I went to the ‘secluded beach’ for the yellow eyed penguins which turned out to be a beachhead complete with cliff from which about a hundred other people were trying to look down from to catch a glimpse of the penguins coming ashore. A penguin parade it most certainly was not. In the hour I stood watching I managed to see 4 penguins waddle up the beach – 3 of which were about 500m away up the other side of the beach. The other one I nearly missed as if came ashore directly below where I was – still about 100m away on the beach below. I think most of the other people watching were very disappointed by the lack of spectacle – I actually loved it – it had a far better ‘wild watch’ appeal to it – better to see one or two than none at all.

Next I drove to the Blue penguin place which was nearer the town. I parked my car near the seafront and waited for the free penguin watch. I was just about to give up when at about 10:15 people started to leave the paid penguin parade and a group of penguins finally made their appearance. They were underneath some shrubs by the water waiting to get across the road so they could get up to the cliffs and their chicks.

There was a lot of excitement as people scrambled to get flash photographs of the birds as they huddled together. I felt really angry at the assholes who obviously thought nothing of scaring the birds with their flashes (which I am sure they were not allowed to use in the actual parade) while the birds were trying to get to their hungry chicks. Eventually the people got bored and moved off which allowed the penguins to finally cross the road and get to the cliffs beyond.

I went back to the hostel content that I had seen everything I had come to see.

The next day I did a lazy walk around the town and then went to the supermarket.
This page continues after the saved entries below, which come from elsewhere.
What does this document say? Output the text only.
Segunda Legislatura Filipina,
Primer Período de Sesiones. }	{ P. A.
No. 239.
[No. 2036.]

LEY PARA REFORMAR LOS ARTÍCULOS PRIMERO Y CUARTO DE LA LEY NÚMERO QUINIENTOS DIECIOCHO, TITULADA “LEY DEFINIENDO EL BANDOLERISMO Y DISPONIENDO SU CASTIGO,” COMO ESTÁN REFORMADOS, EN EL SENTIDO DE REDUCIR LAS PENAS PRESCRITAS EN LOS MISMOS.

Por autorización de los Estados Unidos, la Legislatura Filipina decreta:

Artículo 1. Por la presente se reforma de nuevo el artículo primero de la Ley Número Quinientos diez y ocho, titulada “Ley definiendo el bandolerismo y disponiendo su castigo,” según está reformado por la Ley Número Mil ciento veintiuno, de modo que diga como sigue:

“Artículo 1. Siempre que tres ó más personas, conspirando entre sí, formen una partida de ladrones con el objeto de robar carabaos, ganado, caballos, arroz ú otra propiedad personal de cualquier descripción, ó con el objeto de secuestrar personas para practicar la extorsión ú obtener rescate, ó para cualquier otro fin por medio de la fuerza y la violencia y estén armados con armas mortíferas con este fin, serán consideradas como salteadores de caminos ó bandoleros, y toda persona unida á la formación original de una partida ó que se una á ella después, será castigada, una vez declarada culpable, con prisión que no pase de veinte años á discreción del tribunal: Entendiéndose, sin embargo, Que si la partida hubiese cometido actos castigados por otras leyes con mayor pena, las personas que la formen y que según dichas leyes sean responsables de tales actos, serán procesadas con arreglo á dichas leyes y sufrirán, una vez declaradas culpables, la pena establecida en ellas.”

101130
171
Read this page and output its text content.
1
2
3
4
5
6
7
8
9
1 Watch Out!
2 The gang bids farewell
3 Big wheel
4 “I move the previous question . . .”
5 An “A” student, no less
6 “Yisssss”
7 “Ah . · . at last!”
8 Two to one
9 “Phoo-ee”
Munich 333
I had been told that for this Friday the hostel was doing a Pot luck dinner where everyone who wanted to take part made a meal for sharing with the rest of the people in the hostel. It was another one of the things about Chillawhile that made it a really friendly place to be.

I decided to make some chilli and got all the ingredients ready for putting together for the 7pm feast. The only problem with Chillawhile was their two very small kitchens – one upstairs and one downstairs which were now both full of people all trying to cook things for the pot luck fest. I had to contend with one guy making meatballs and another making fish curry. It all became a bit chaotic but finally I got my chilli on and let in simmer while I put some herb bread in the oven. At around 7pm everybody more or less got their meals to the table. There was all sorts of food from my chilli to muffins and scones. As part of the event each person had to say where they were from and what meal they had created – I obviously said that I made a traditional Irish meal which just happened to look like a chilli!

After the food a large group of us walked into town (which takes about 40 minutes) to go to a place called the penguin club which was has an open session every Friday night. The place was basically a large shed with a stage at one end and a bar at the other. For an open session anyone can go up on stage and play , sing or jam with anybody else they want. It made for a very interesting night.

We arrived to hear a girl singing away and she was very good. That was followed by a 3 guys who at first made a complete balls up of their first song but soon managed to string together a couple of songs. One of the people who came with us, Sven a German ended up on stage doing the drums for most of the night while another guy played guitar. They were both brilliant and were able to jam well with anybody who tried their hand which included a couple on whistles and tom toms.

The whole night was very unusual – I wouldn’t say the music was brilliant but when you realise that some of these people had never met before you get to appreciate just how good they are to make any thing. It certainly made a change from the usual disco or cover band. After another 40 minute walk we all ended up back at the hostel at about 2am and I fell into bed.

The final good thing about Chillawhile is the checkout time which, unlike most other hostels is at 12 or there abouts. I said my goodbyes to the people I had met and started out for Akora and my dolphin swim.